6. Kurang pengetahuan b/d kurangnya informasi mengenai penyakit yang dideritanya.
Tujuan: Melakukan perubahan pola hidup dan berpartisipasi dalam program pengobatan.

Intervensi:
1) Bantu klien mengerti tentang tujuan jangka panjang dan tujuan jangka pendek. Ajarkan klien tentang penyakit dan perawatannya.
R/ Klien harus mengetahui bahwa ada rencana dan metode dimana ia memainkan peranan yang besar, pasien harus mengetahui apa yang diperkirakan. Mengajarkan klien tentang kondisinya adalah salah satu aspek yang paling penting dari perawatannya; tindakan ini akan menyiapkan klien untuk hidup dalam dan mengatasi kondisi serta memperbaiki kualitas hidup.
2) Diskusikan keperluan untuk berhenti merokok, berikan informasi tentang sumber-sumber kelompok.
R/ Asap tembakau menyebabkan kerusakan pasti pada paru dan menghilangkan mekanisme proteksi paru-paru. Aliran udara terhambat dan kapasitas paru menurun.

IV. EVALUASI

1. Menunjukkan perbaikan ventilasi dan oksigenasi jaringan adekuat dengan GDA dalam rentang normal dan bebas gejala distres pernapasan.
2. Mempertahankan jalan napas paten dengan bunyi napas bersih/ jelas.
3. Menunjukkan perilaku/perubahan pola hidup untuk meningkatkan dan/atau mempertahankan berat yang tepat.
4. Kemandirian dalam aktivitas perawatan diri.
5. Mendapatkan mekanisme koping yang efektif dan ikut serta dalam program rehabilisasi paru.
6. Melakukan perubahan pola hidup dan berpartisipasi dalam program pengobatan.




DAFTAR PUSTAKA

Brunner dan Suddarth. 2001. Keperawatan Medikal Bedah Ed. 8 Vol 1. Penerbit Buku Kedokteran EGC. Jakarta.
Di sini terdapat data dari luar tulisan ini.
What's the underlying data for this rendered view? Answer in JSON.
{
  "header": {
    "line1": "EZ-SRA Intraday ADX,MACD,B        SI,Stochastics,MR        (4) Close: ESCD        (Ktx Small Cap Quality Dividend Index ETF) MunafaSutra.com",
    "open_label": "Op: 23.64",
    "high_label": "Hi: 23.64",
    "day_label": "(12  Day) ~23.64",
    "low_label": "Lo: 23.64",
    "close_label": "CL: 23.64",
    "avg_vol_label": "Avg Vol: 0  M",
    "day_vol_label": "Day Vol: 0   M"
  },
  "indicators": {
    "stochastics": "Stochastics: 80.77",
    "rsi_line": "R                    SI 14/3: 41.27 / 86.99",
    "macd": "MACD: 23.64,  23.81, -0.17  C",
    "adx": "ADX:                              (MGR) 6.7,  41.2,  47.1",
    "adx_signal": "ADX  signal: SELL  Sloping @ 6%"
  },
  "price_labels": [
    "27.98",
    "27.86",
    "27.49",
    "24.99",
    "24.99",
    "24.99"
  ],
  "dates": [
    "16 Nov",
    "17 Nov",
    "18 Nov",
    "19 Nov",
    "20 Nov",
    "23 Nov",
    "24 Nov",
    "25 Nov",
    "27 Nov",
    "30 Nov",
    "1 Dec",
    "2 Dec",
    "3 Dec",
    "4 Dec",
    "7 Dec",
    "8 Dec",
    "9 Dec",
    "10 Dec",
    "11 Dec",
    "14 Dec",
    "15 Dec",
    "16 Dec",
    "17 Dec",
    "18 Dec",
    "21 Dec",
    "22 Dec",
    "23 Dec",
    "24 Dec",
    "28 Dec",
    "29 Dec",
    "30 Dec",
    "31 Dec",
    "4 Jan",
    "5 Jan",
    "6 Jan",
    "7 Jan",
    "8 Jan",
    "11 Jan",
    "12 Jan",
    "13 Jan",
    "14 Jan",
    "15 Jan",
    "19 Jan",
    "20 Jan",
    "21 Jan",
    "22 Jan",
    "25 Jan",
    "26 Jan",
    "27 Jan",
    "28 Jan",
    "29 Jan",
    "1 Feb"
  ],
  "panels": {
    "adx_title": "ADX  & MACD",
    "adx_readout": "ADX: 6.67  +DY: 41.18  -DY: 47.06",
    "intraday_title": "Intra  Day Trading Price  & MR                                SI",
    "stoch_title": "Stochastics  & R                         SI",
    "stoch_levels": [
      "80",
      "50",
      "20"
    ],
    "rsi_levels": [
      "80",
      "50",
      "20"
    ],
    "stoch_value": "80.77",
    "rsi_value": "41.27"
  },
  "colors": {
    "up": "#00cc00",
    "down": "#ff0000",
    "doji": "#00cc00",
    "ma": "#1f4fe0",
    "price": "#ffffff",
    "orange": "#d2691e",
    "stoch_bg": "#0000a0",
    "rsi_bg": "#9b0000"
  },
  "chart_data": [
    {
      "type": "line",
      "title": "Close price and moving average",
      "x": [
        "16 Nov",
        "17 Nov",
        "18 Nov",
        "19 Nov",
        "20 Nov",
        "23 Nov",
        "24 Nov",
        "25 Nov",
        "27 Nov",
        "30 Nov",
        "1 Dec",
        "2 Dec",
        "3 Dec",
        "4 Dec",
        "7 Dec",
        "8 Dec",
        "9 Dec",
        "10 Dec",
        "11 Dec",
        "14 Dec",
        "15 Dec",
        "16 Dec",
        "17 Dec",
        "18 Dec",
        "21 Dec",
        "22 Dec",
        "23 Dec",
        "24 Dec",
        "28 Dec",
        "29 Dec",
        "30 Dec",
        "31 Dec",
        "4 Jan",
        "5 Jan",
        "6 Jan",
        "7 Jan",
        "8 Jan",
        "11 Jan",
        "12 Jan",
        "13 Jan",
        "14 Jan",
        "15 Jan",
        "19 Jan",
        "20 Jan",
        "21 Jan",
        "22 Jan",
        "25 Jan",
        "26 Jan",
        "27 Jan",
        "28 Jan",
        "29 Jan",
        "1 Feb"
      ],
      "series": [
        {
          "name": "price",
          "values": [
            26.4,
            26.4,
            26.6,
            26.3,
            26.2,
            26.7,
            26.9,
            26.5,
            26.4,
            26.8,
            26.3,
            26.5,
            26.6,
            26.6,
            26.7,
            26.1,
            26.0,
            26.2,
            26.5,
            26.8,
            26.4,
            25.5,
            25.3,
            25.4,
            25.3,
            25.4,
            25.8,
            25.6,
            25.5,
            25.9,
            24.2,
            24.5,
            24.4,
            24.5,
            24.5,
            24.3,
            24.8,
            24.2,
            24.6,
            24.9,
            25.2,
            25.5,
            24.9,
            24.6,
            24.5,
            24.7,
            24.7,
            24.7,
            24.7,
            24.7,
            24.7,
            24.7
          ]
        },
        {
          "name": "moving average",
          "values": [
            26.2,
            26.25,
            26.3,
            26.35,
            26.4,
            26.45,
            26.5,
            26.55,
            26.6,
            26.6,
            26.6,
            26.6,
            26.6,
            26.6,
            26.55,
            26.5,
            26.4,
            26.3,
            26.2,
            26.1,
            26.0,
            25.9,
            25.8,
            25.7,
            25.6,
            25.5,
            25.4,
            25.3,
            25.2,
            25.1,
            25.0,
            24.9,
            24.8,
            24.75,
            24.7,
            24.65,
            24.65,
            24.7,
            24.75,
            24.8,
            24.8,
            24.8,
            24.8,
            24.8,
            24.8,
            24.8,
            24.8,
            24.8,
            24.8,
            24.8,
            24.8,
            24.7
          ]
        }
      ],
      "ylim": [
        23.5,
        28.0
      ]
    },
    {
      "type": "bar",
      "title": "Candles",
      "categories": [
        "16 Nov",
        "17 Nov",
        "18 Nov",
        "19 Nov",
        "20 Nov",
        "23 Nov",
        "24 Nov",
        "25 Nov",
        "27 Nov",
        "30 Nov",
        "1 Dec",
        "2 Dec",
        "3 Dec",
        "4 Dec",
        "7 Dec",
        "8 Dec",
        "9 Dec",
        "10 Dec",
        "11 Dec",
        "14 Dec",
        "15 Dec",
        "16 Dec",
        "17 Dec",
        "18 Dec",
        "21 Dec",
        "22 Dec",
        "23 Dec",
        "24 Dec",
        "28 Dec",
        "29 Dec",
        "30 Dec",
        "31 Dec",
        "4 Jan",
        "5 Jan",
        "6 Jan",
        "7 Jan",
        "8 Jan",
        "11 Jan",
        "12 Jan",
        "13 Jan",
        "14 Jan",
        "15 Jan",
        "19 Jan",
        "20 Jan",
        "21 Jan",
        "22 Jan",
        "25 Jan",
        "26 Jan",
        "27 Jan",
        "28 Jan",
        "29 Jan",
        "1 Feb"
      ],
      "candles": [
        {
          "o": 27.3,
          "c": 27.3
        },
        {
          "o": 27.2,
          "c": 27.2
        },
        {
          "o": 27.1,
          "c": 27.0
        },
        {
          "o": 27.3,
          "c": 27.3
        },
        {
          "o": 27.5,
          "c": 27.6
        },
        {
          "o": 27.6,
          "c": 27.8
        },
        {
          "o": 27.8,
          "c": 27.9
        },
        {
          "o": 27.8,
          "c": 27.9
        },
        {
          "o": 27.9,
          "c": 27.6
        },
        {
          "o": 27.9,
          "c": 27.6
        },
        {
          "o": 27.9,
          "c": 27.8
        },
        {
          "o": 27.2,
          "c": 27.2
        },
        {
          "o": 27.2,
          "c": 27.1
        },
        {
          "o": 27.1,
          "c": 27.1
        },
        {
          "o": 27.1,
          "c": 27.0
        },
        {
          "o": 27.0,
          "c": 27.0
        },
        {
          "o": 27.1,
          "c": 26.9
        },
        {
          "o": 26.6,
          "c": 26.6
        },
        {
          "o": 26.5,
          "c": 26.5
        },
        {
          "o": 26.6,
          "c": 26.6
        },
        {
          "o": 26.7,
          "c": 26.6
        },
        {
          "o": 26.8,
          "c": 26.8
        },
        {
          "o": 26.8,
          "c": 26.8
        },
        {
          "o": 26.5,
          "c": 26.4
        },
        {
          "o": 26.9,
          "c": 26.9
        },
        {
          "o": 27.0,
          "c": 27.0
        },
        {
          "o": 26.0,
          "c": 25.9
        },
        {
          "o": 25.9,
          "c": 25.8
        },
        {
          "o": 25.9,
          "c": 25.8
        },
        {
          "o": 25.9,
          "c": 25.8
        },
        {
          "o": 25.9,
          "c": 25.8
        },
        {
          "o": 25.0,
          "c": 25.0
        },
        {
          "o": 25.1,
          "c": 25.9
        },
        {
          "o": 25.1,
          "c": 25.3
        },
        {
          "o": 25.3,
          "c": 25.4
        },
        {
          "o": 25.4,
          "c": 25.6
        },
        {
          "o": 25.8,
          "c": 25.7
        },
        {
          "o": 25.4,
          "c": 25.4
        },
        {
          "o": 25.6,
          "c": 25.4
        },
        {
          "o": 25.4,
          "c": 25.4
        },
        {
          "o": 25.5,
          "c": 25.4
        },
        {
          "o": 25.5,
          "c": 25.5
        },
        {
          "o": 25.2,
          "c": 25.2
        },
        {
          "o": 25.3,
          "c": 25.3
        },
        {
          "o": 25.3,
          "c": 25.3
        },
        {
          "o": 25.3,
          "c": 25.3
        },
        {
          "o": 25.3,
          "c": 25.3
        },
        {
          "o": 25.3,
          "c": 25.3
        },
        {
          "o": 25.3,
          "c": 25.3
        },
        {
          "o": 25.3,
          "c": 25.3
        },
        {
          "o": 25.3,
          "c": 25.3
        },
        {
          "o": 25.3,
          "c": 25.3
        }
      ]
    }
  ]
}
Corwin, Elizabeth J. 2000. Buku Saku Patofisiologi. EGC. Jakarta.

Doenges, Marilynn E. 2000. Rencana Asuhan Keperawatan: Pedoman Untuk Perencanaan dan Pendokumentasian Perawatan Pasien Ed.3. EGC. Jakarta.

J.C.E. Underwood. 1999. Patologi Umum dan Sistematik Ed.2 Vol 2. EGC. Jakarta.